Cette roue hydraulique est disposée perpendiculairement à l'axe de la
rivière. Il s'agit d'une roue en dessous à aubes planes, hybride des
roues Poncelet et Sagebien. Un autre élément exceptionnel resté intact
est le système de régulation. Un régulateur à boules en fonte (seconde
moitié du XIXe siècle de marque Granger, mécanicien à Rouen)

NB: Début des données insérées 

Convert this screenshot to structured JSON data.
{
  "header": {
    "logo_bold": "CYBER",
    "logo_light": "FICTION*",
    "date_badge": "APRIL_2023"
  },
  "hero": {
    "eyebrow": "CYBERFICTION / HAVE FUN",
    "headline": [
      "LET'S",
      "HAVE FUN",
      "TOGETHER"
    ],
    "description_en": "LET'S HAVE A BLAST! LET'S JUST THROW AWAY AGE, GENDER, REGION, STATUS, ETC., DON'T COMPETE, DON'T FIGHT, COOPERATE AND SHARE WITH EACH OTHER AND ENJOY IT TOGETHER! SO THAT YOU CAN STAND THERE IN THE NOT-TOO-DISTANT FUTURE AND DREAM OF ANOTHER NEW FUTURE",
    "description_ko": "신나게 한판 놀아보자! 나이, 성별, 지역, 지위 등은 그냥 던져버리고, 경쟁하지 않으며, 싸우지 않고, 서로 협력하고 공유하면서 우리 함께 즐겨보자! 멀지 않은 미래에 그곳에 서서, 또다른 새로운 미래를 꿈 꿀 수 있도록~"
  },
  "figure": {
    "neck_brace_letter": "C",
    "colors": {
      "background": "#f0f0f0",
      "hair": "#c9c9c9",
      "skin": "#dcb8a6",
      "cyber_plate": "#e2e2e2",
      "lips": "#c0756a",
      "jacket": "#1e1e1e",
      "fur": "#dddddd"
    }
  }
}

commande l'ouverture de et la fermeture des vannes motrices situées
devant la roue. Il permet de régulariser la vitesse de rotation de la
roue hydraulique en fonction des besoins électriques et mécaniques de
l'usine.
La
transmission du régulateur aux vannes moulaires s'effectue par un
engrenage à vis sans fin. En parfait état de marche et fonctionnant
douze heures par jour, il reste l'un des rares exemples en France de
régulateur de moulin hydraulique fonctionnant sur le principe de la
force centrifuge.
Au
système très rudimentaire composé de roues dentées et d'arbres de
transmission hérité directement des mécanismes utilisés dans les vieux
moulins ont été ajoutées des poulies et courroies servant à actionner
les différentes machines de l'usine. Ce système de poulies et de
courroies est capital pour la transmission de l'énergie hydraulique
jusqu'aux points d'utilisation des machines dans l'usine. C'est grâce à
cette innovation que les manufactures ont développé les fonctions
motrices à l'horizontale dans de grands ateliers.
A
Saint-Félix, un générateur (dynamo) produisait du courant en 110 volts
continu pour l'éclairage des ateliers et de la maison de maître. Par la
suite, l'adjonction d'un alternateur a permis d'obtenir du courant
électrique alternatif. Le premier compteur EDF n'est arrivé sur le site
qu'en 1986. Le mécanisme hydraulique alimente aujourd'hui un alternateur
en 380 volts et fournit une puissance de l'ordre de 10 KW / heure.
Sur
le site de Saint-Félix, le plus ancien des deux moulins est celui situé
sur la rive gauche. La première mention relative à ce moulin date du 13
décembre 1533. C'est à l'époque un moulin à blé appartenant à l'abbaye
de Saint-Lucien de Beauvais portant le nom de moulin d'Achon. Les baux
du "moulin à eau moulant blé nommé le moulin d'Achon, scitué et assis à
Sainct Phlix" sont alors passés au profit de Jean Brassart, Hilaire
Lenglès, Lucien Bouteiller et Valérand Brassart. Différents bailleurs se
succèdent jusqu'en 1721.
De
1737 à 1766, le bénéficiaire du bail est Simon Manselle. Le moulin est
vendu comme bien national à la Révolution. En 1837, il semble que le
moulin rive gauche soit un moulin à blé et que le moulin rive droite
soit un moulin à foulon. A partir de 1839, les nouveaux propriétaires
(M. Achez, membre de la Commission Syndicale du Thérain et M. Leclerc
filateur de laine) y apportent des transformations. Ils installent trois
nouvelles roues hydrauliques (à la place des deux existantes
auparavant).
En
1859, le moulin de la rive droite est une lacetterie. En 1864, M. Mascré
en devient le propriétaire. II exerce une activité de sciage, débitage
et blanchiment d'os pour la boutonnerie et la tabletterie. En 1892,
vient s'installer sur le site la famille Fleury-Cossart dont l'activité
de boutons et brosses à dents en os se situait auparavant à Hondainville.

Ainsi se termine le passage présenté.